Dans cette perspective, la secrétaire d’Etat a salué le choix stratégique du président de la République, M. Abdelmadjid Tebboune, qui a pris l’initiative d’accueillir cette conférence et de lancer son processus, partant de sa conviction que « la justice historique n’est pas un dossier symbolique mais un levier de puissance, un processus souverain et un pilier de la construction de la nouvelle Afrique ».
Après avoir relevé que « ces deux derniers jours ont démontré que cette vision a réorganisé les priorités du continent africain, lui ouvrant de nouvelles perspectives pour une action africaine collective », Mme Mansouri a souligné que la Conférence d’Alger a clairement proclamé que »l’Afrique ne permettra plus que son histoire soit réécrite en dehors de ses institutions et n’acceptera point que la mémoire demeure un instrument entre les mains d’autrui ».
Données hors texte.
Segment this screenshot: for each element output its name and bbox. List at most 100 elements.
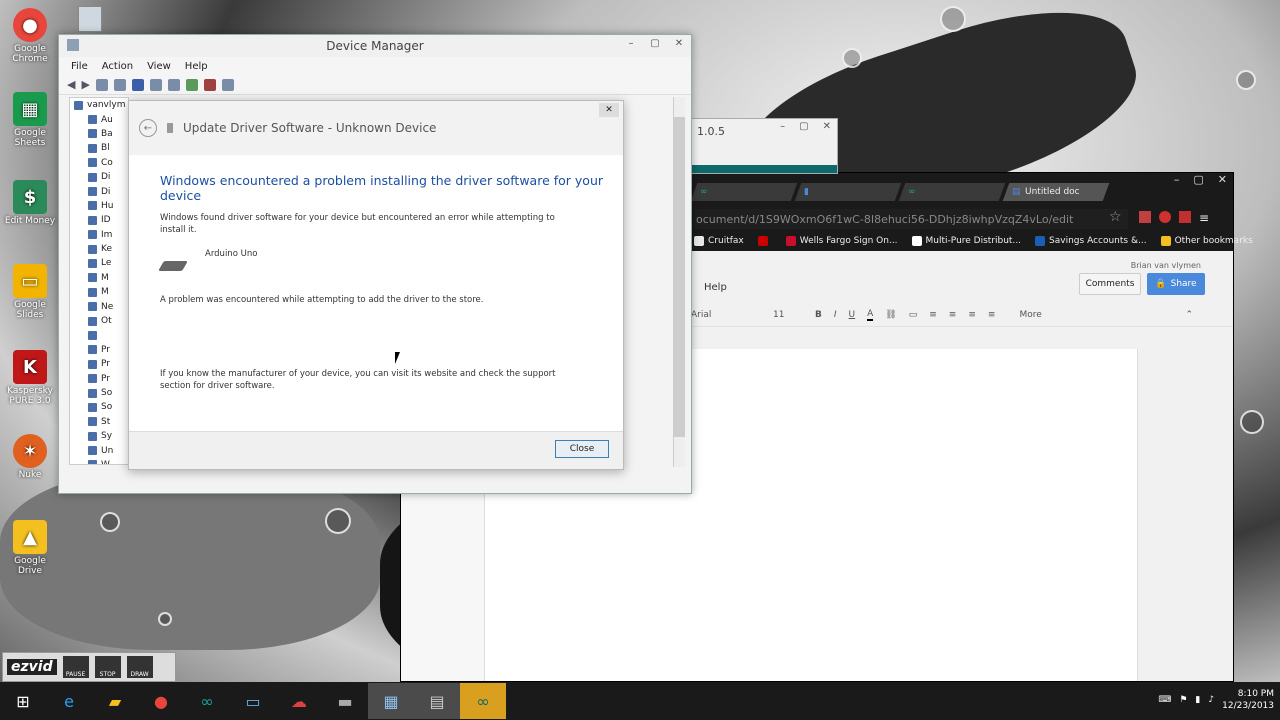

L’Afrique n’est plus seule, un alignement croissant étant observé avec les pays de la région des Caraïbes, a-t-elle dit, estimant qu' »il ne s’agit pas d’un simple soutien symbolique, mais de l’annonce d’une union capable d’opérer un changement réel dans les rapports de force aux Nations unies, dans les tribunaux internationaux et dans la gouvernance financière mondiale ».
« L’avenir économique du continent ne peut être dissocié de la justice historique, car les crises auxquelles l’Afrique fait face aujourd’hui ne sont pas seulement le résultat de conditions objectives, mais la conséquence directe de politiques coloniales systématiques », a-t-elle martelé, soutenant que « la bataille aujourd’hui ne porte pas uniquement sur des indemnisations, mais sur la redéfinition des conditions du développement, la rupture des cercles de dépendance et le repositionnement de l’Afrique au sein de l’économie mondiale sur des bases solides ».
A ce titre, Mme Mansouri a insisté sur la nécessité de « consolider la place de l’Union africaine (UA) en tant qu’acteur juridique et institutionnel sur la scène internationale », soulignant que l’Afrique « dispose désormais de nouveaux mécanismes et d’experts capables d’élaborer des arguments juridiques cohérents et d’activer des processus internationaux concrets ».